Excluding monarchs and other members of the Royal Family, the only two RAF officers ever to have held the rank without serving as Chief of the Air Staff were Lord Douglas of Kirtleside and Sir Arthur Harris. Both held high command during World War II. Harris was Air Officer Commanding-in-Chief Bomber Command and Douglas was Air Officer Commanding-in-Chief Fighter Command, Middle East Command and Coastal Command.
Prior to the creation of the RAF's officer rank titles in 1919, it was proposed that by analogy with field marshal, the highest rank title should be air marshal. It was later decided to use the rank of air marshal as an equivalent rank to lieutenant general and "marshal of the air" was put forward as the highest RAF rank. This new rank title was opposed by the then Chief of the Imperial General Staff, Sir Henry Wilson, who considered that the title was "ridiculous". However, the Chief of the Air Staff, Sir Hugh Trenchard was unmoved and the title was adopted. Though never held by a Royal Air Force officer, the rank title of marshal of the air lasted until April 1925, when it was changed to marshal of the Royal Air Force. Questioned in the House of Commons, Secretary of State for Air Sir Samuel Hoare stated that the reason for the change in title was that marshal of the air was "somewhat indefinite in character" and the new title was deemed more appropriate. It has also been reported that King George V was not happy with the title of marshal of the air, feeling it might imply attributes which should properly be reserved for God.

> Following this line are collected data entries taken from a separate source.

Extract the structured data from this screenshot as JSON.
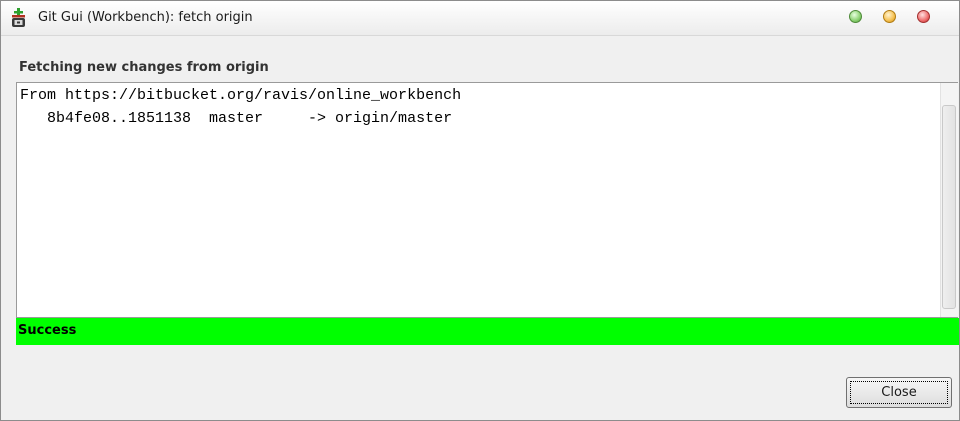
{
  "window": {
    "title": "Git Gui (Workbench): fetch origin",
    "icon": "git-gui-icon",
    "buttons": [
      "minimize",
      "maximize",
      "close"
    ],
    "colors": {
      "minimize": "#8ad070",
      "maximize": "#f5c050",
      "close": "#ee6b6b"
    }
  },
  "dialog": {
    "heading": "Fetching new changes from origin",
    "console_lines": [
      "From https://bitbucket.org/ravis/online_workbench",
      "   8b4fe08..1851138  master     -> origin/master"
    ],
    "status": "Success",
    "status_color": "#00ff00",
    "close_label": "Close"
  }
}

Insignia, command flag and star plate
The rank insignia consists of four narrow light blue bands (each on a slightly wider black band) above a light blue band on a broad black band. This insignia is derived from the sleeve lace of an admiral of the fleet and is worn on both the lower sleeves of the tunic or on the shoulders of the flying suit or the service working dress uniform. Marshals of the Royal Air Force wear shoulder boards with their service dress at ceremonial events. These shoulder boards show the air officer's eagle surrounded by a wreath, two crossed marshal's batons and, since the coronation of Queen Elizabeth II, the St Edward's Crown representing royal authority. Prior to 1953, the Tudor Crown (sometimes called the King's Crown) was used.
The command flag of a marshal of the Royal Air Force has a broad red horizontal band in the centre with a thinner red band on each side of it.
The vehicle star plate for a marshal of the Royal Air Force depicts five white stars (marshal of the Royal Air Force is equivalent to a five-star rank) on an air force blue background.
The rank insignia and flag exists in some other air forces for equivalent ranks. The rank title differs slightly, often being a variation on marshal of the air force, usually with the name of the relevant air force in place of the words 'Royal Air Force'. A notable example of this practice is the rank of marshal of the Royal Australian Air Force.
Marshals of the Royal Air Force
Unlike other MRAFs who only relinquished their appointments, Sir Peter Harding resigned from the RAF in 1994. Consequently, his name is no longer to be found in the Air Force List.